Я понимал, что военные, привыкли слушаться, что они чувствовали себя связанными постановлением и деловой тайной; однако мне было очень неприятно, что ни Корнилов, ни Брусилов, при всем своем уважении к нашим солдатам, не решались изменить постановление, сделанное при совершенно иных условиях. Для меня было ясно, почему царские обещания оставались неисполненными и почему признанный наконец формировочный статут не соответствовал нашей программе.

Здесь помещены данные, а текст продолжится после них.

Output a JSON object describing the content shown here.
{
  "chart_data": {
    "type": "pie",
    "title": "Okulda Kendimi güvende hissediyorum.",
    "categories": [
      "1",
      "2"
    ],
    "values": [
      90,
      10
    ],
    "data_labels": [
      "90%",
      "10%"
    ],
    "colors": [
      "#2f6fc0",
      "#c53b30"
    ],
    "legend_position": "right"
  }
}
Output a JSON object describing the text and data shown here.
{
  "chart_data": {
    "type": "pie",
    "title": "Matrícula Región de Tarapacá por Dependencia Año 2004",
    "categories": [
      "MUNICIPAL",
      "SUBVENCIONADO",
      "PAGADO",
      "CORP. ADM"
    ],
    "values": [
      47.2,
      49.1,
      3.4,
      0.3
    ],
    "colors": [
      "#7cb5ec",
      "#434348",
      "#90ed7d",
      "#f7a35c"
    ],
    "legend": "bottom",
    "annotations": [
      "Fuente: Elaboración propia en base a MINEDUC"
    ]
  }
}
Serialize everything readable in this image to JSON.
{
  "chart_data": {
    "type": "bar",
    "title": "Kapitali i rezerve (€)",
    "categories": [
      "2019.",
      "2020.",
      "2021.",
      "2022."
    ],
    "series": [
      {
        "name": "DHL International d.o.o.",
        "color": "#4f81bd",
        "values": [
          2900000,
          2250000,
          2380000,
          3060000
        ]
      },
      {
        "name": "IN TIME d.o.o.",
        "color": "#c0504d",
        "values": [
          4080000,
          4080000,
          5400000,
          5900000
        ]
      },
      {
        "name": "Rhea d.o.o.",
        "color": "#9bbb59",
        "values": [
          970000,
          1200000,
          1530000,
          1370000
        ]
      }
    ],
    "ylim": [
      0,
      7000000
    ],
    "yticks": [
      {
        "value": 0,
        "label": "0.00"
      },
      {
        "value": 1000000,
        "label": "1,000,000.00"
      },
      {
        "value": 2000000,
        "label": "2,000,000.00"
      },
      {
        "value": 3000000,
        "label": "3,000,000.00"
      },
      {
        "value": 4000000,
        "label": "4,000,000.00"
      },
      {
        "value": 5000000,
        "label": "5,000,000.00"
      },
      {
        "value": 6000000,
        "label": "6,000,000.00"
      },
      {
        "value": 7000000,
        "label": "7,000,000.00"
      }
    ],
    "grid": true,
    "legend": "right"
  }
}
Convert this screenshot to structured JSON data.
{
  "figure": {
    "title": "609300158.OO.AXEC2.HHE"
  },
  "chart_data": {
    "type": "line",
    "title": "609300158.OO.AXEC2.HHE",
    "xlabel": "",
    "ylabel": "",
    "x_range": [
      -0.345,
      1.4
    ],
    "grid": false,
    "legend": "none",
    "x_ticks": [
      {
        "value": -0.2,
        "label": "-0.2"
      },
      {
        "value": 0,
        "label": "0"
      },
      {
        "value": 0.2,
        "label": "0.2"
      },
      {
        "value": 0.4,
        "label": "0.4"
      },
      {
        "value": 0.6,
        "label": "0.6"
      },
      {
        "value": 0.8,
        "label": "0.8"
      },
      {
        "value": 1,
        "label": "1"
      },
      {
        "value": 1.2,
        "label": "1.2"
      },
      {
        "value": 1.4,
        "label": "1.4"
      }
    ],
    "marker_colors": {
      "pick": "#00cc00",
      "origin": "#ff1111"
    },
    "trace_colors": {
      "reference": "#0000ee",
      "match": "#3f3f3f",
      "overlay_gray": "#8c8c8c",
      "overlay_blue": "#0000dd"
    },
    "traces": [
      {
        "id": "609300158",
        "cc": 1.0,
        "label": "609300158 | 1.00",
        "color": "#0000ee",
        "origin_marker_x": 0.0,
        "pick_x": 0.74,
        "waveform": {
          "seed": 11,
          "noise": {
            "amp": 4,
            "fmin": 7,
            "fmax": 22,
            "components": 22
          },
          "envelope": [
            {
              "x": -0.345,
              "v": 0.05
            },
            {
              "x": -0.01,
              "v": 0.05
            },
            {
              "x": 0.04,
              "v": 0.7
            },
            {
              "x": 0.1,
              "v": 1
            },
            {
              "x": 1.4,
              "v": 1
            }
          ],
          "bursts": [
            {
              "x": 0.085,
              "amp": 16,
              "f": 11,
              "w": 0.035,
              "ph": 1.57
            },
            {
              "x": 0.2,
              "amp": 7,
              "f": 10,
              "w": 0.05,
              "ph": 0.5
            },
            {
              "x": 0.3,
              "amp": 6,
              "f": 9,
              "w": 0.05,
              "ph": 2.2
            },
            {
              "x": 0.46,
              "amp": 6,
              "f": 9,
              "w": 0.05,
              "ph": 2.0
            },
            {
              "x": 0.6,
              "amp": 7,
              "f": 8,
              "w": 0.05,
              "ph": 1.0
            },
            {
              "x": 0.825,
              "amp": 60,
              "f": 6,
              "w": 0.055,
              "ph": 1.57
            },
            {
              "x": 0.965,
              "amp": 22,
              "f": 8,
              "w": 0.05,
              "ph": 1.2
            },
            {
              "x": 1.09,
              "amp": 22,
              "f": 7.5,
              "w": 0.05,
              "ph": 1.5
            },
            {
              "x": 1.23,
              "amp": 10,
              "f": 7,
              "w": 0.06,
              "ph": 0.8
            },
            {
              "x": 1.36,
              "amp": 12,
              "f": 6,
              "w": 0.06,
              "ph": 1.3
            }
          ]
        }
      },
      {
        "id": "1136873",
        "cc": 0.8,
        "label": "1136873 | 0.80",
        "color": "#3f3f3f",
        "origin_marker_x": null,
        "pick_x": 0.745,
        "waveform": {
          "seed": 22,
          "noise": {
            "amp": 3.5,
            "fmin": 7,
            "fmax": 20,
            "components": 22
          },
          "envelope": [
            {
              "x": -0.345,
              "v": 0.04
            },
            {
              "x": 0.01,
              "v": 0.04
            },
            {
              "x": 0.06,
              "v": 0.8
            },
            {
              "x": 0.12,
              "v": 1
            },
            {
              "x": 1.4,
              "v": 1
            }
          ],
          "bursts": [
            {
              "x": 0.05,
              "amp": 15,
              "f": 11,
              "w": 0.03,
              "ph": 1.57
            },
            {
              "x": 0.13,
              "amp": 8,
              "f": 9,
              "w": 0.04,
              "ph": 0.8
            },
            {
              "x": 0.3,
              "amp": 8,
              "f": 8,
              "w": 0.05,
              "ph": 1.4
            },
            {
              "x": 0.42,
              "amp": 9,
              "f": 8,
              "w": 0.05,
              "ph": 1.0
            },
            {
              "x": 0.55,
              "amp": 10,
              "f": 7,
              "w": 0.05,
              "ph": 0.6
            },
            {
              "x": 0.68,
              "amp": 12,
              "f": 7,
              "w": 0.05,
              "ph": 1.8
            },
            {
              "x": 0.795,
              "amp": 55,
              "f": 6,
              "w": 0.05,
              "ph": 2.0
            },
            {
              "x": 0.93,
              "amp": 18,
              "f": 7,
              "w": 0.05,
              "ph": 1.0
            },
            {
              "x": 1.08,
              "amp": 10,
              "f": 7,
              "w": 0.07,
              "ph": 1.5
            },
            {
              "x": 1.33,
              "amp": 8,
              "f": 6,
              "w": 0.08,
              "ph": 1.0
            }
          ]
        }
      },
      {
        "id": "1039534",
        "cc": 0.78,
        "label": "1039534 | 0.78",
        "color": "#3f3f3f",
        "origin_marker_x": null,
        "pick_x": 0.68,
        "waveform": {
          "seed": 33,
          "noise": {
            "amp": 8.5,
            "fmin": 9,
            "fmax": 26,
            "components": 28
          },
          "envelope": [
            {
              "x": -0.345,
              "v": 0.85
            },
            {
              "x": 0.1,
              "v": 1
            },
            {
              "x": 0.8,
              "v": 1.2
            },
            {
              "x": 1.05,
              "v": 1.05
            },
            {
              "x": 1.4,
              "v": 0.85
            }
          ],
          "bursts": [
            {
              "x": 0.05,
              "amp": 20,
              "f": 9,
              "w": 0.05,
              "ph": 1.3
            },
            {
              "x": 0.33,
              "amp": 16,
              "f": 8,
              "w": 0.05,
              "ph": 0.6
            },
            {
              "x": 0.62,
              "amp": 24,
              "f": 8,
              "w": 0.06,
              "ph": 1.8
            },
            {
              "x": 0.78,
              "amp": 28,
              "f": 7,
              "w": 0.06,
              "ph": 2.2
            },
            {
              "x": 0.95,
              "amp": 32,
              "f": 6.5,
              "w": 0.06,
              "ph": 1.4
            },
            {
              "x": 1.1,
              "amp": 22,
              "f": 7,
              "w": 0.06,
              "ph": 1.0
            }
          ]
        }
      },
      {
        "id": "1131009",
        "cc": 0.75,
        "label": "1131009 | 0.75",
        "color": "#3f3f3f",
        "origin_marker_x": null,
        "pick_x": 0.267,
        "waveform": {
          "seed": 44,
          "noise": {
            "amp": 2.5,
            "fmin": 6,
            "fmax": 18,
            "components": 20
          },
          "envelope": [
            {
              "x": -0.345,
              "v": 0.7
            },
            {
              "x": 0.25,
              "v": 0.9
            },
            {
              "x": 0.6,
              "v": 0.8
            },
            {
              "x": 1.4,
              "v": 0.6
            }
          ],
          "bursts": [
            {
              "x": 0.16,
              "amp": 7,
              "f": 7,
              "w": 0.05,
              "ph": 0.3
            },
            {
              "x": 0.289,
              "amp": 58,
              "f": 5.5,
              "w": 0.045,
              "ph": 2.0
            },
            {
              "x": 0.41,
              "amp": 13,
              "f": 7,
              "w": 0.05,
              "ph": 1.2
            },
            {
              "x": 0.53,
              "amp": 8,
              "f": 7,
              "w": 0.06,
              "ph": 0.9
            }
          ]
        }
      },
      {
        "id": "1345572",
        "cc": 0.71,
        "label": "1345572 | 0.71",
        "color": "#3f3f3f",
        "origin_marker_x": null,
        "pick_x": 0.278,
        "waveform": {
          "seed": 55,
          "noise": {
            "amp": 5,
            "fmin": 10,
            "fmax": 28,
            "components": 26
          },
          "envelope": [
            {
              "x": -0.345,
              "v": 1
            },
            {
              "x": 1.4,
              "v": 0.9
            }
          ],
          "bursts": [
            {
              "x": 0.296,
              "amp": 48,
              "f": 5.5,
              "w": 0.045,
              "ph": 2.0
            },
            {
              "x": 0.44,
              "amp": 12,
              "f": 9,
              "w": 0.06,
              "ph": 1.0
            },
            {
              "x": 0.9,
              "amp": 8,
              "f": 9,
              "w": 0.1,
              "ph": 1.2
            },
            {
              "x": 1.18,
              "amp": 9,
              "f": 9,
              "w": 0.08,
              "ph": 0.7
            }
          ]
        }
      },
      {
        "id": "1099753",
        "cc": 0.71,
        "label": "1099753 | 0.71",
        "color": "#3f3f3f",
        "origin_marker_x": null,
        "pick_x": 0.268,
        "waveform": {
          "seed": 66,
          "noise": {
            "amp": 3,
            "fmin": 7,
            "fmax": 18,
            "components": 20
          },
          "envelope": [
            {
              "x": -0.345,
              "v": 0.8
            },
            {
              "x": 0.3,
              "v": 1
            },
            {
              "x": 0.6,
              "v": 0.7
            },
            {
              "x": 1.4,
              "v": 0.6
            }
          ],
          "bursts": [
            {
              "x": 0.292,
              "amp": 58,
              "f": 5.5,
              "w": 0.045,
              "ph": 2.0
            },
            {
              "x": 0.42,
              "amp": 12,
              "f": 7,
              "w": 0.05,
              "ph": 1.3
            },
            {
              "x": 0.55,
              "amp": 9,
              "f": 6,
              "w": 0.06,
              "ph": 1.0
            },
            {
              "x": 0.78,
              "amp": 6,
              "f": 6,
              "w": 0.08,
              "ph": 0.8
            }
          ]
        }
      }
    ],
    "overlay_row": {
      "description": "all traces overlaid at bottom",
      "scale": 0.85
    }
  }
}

Я получил из Вены достоверные сведения, что там знали о затяжках и неохоте русских учреждений и страшно этому радовались. Наши люди видели в этом постоянном затягивании дела русскими военными и гражданскими учреждениями взятку со стороны Австрии, и подвергалась обсуждению мысль, что здесь идет дело об австрийском влиянии. В споре наших партий и в создании Народного совета Дюриха многим мерещилась рука Австрии (без ведома самого Дюриха); о Приклонском, организаторе правительственного Национального совета, открыто твердили (в этом обвиняли его и русские), что он является платным мадьярофилом (он был перед войной консулом в Будапеште, после революции его снова там видели). Генерал Штефаник высказывал обоснованные как будто подозрения и против одного из киевских деятелей – если это правда, то это был бы единственный случай измены. Я высказал Штефанику сомнения в правдоподобности факта; он мне обещал подробные письменные доказательства, очевидно, они сгорели при падении его аэроплана. Я еще и сейчас сомневаюсь, что они могли бы что-нибудь доказать.
2
К сожалению, он умер. Он мне обещал в Киеве, что пошлет мне через посольство копию этих постановлений в Париж или в Америку: я их не получил, если даже он их и послал.